DOI: 10.1002/jcla.24959 ISSN:

Prediction of tsunami of resistance to some antibiotics is not far‐fetched which used during COVID‐19 pandemic

Mandana Hosseini, Mohammed Ahmed Hamad, Golazin Mohseni, Shakiba Salamy, Shabnam Dehghan Tarzjani, Majid Taati Moghadam
  • Microbiology (medical)
  • Biochemistry (medical)
  • Medical Laboratory Technology
  • Clinical Biochemistry
  • Public Health, Environmental and Occupational Health
  • Hematology
  • Immunology and Allergy


One of the most tragic events in recent history was the COVID‐19 outbreak, which has caused thousands of deaths.

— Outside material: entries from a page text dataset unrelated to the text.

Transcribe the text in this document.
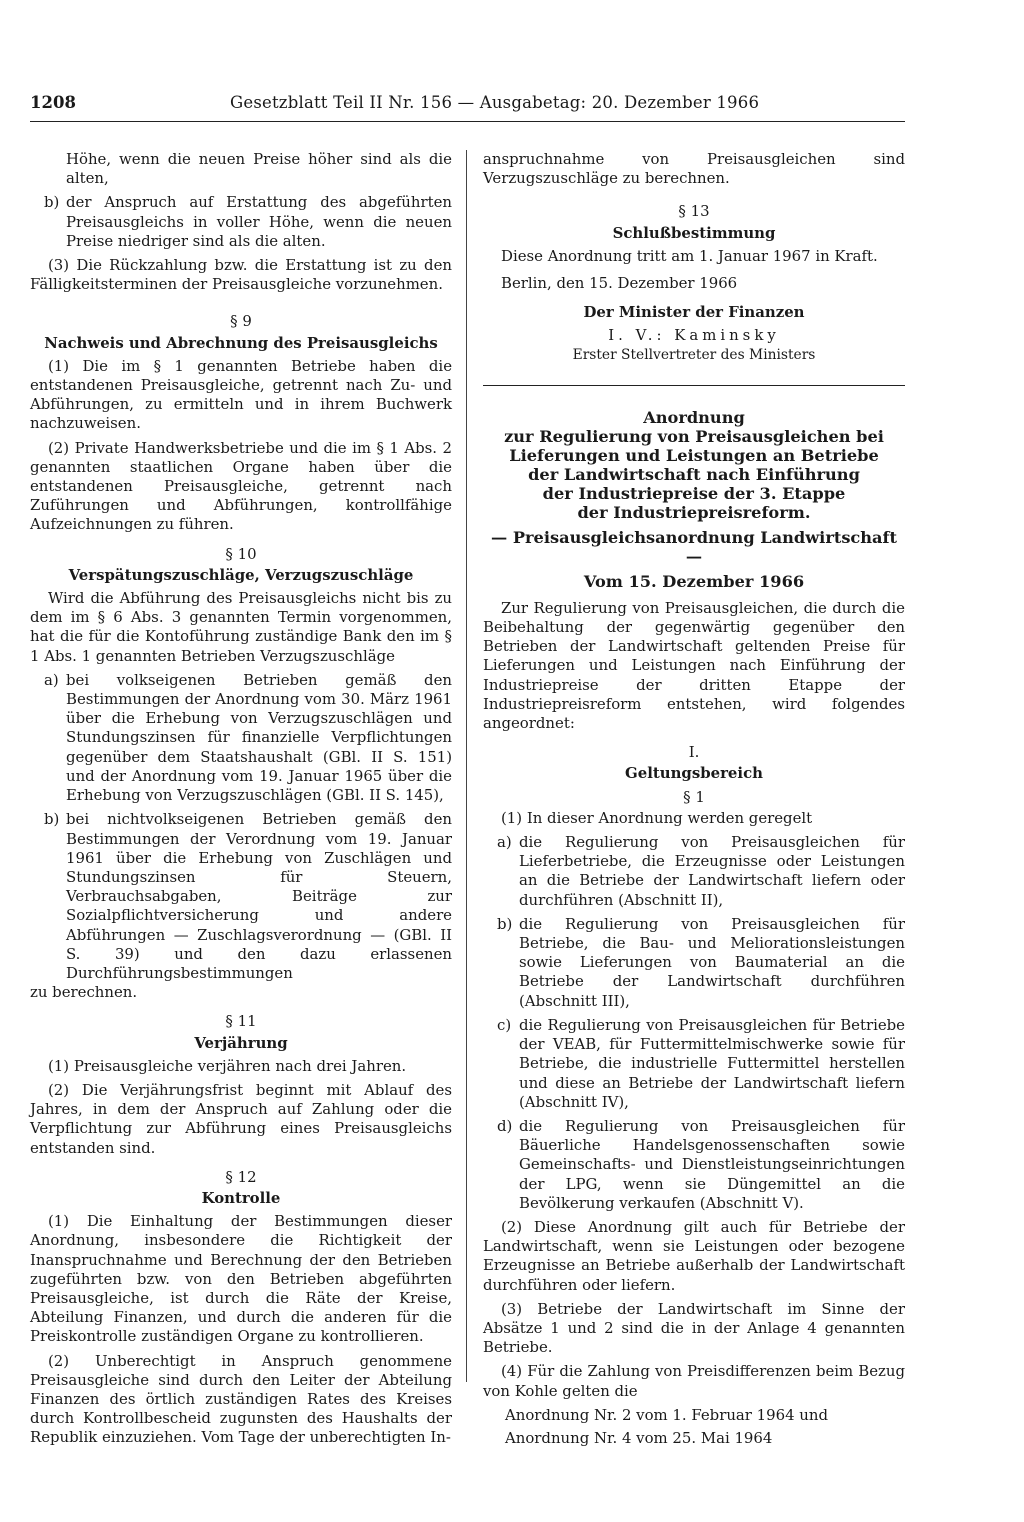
1208	Gesetzblatt Teil II Nr. 156 — Ausgabetag: 20. Dezember 1966

Höhe, wenn die neuen Preise höher sind als die alten,

b) der Anspruch auf Erstattung des abgeführten Preisausgleichs in voller Höhe, wenn die neuen Preise niedriger sind als die alten.

(3) Die Rückzahlung bzw. die Erstattung ist zu den Fälligkeitsterminen der Preisausgleiche vorzunehmen.

§ 9
Nachweis und Abrechnung des Preisausgleichs

(1) Die im § 1 genannten Betriebe haben die entstandenen Preisausgleiche, getrennt nach Zu- und Abführungen, zu ermitteln und in ihrem Buchwerk nachzuweisen.

(2) Private Handwerksbetriebe und die im § 1 Abs. 2 genannten staatlichen Organe haben über die entstandenen Preisausgleiche, getrennt nach Zuführungen und Abführungen, kontrollfähige Aufzeichnungen zu führen.

§ 10
Verspätungszuschläge, Verzugszuschläge

Wird die Abführung des Preisausgleichs nicht bis zu dem im § 6 Abs. 3 genannten Termin vorgenommen, hat die für die Kontoführung zuständige Bank den im § 1 Abs. 1 genannten Betrieben Verzugszuschläge

a) bei volkseigenen Betrieben gemäß den Bestimmungen der Anordnung vom 30. März 1961 über die Erhebung von Verzugszuschlägen und Stundungszinsen für finanzielle Verpflichtungen gegenüber dem Staatshaushalt (GBl. II S. 151) und der Anordnung vom 19. Januar 1965 über die Erhebung von Verzugszuschlägen (GBl. II S. 145),
b) bei nichtvolkseigenen Betrieben gemäß den Bestimmungen der Verordnung vom 19. Januar 1961 über die Erhebung von Zuschlägen und Stundungszinsen für Steuern, Verbrauchsabgaben, Beiträge zur Sozialpflichtversicherung und andere Abführungen — Zuschlagsverordnung — (GBl. II S. 39) und den dazu erlassenen Durchführungsbestimmungen

zu berechnen.

§ 11
Verjährung

(1) Preisausgleiche verjähren nach drei Jahren.

(2) Die Verjährungsfrist beginnt mit Ablauf des Jahres, in dem der Anspruch auf Zahlung oder die Verpflichtung zur Abführung eines Preisausgleichs entstanden sind.

§ 12
Kontrolle

(1) Die Einhaltung der Bestimmungen dieser Anordnung, insbesondere die Richtigkeit der Inanspruchnahme und Berechnung der den Betrieben zugeführten bzw. von den Betrieben abgeführten Preisausgleiche, ist durch die Räte der Kreise, Abteilung Finanzen, und durch die anderen für die Preiskontrolle zuständigen Organe zu kontrollieren.

(2) Unberechtigt in Anspruch genommene Preisausgleiche sind durch den Leiter der Abteilung Finanzen des örtlich zuständigen Rates des Kreises durch Kontrollbescheid zugunsten des Haushalts der Republik einzuziehen. Vom Tage der unberechtigten In-

anspruchnahme von Preisausgleichen sind Verzugszuschläge zu berechnen.

§ 13
Schlußbestimmung

Diese Anordnung tritt am 1. Januar 1967 in Kraft.

Berlin, den 15. Dezember 1966

Der Minister der Finanzen
I. V.: Kaminsky
Erster Stellvertreter des Ministers
Anordnung
zur Regulierung von Preisausgleichen bei
Lieferungen und Leistungen an Betriebe
der Landwirtschaft nach Einführung
der Industriepreise der 3. Etappe
der Industriepreisreform.
— Preisausgleichsanordnung Landwirtschaft —
Vom 15. Dezember 1966

Zur Regulierung von Preisausgleichen, die durch die Beibehaltung der gegenwärtig gegenüber den Betrieben der Landwirtschaft geltenden Preise für Lieferungen und Leistungen nach Einführung der Industriepreise der dritten Etappe der Industriepreisreform entstehen, wird folgendes angeordnet:

I.
Geltungsbereich
§ 1

(1) In dieser Anordnung werden geregelt

a) die Regulierung von Preisausgleichen für Lieferbetriebe, die Erzeugnisse oder Leistungen an die Betriebe der Landwirtschaft liefern oder durchführen (Abschnitt II),
b) die Regulierung von Preisausgleichen für Betriebe, die Bau- und Meliorationsleistungen sowie Lieferungen von Baumaterial an die Betriebe der Landwirtschaft durchführen (Abschnitt III),
c) die Regulierung von Preisausgleichen für Betriebe der VEAB, für Futtermittelmischwerke sowie für Betriebe, die industrielle Futtermittel herstellen und diese an Betriebe der Landwirtschaft liefern (Abschnitt IV),
d) die Regulierung von Preisausgleichen für Bäuerliche Handelsgenossenschaften sowie Gemeinschafts- und Dienstleistungseinrichtungen der LPG, wenn sie Düngemittel an die Bevölkerung verkaufen (Abschnitt V).

(2) Diese Anordnung gilt auch für Betriebe der Landwirtschaft, wenn sie Leistungen oder bezogene Erzeugnisse an Betriebe außerhalb der Landwirtschaft durchführen oder liefern.

(3) Betriebe der Landwirtschaft im Sinne der Absätze 1 und 2 sind die in der Anlage 4 genannten Betriebe.

(4) Für die Zahlung von Preisdifferenzen beim Bezug von Kohle gelten die

Anordnung Nr. 2 vom 1. Februar 1964 und

Anordnung Nr. 4 vom 25. Mai 1964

A variety of drugs were prescribed to improve the condition of patients, including antiparasitic, antiviral, antibiotics, and anti‐inflammatory medicines. It must be understood, however, that COVID‐19 is like a tip of an iceberg on the ocean, and the consequences of overuse of antibiotics are like the body of a mountain under water whose greatness has not yet been determined for humanity, and additional study is needed to understand them. History of the war between microbes and antimicrobial agents has shown that microbes are intelligent organisms that win over antimicrobial agents over time through many acquired or inherent mechanisms. The key terms containing “COVID‐19,” “Severe acute respiratory syndrome coronavirus‐2,” “SARS‐CoV2,” “Antibiotic Resistance,” “Coronavirus,” “Pandemic,” “Antibiotics,” and “Antimicrobial Resistance” were used for searching in PubMed, Scopus, and Google Scholar databases. The COVID‐19 pandemic has resulted in an increased prescription of antibiotics. Infections caused by secondary or co‐bacterial infections or beneficial bacteria in the body can be increased as a result of this amount of antibiotic prescription and exposure to antibiotics. Antibiotic resistance will likely pose a major problem in the future, especially for last resort antibiotics. In order to address the antibiotic resistance crisis, it is imperative that researchers, farmers, veterinarians, physicians, public and policymakers, pharmacists, other health and environmental professionals, and others collaborate during and beyond this pandemic.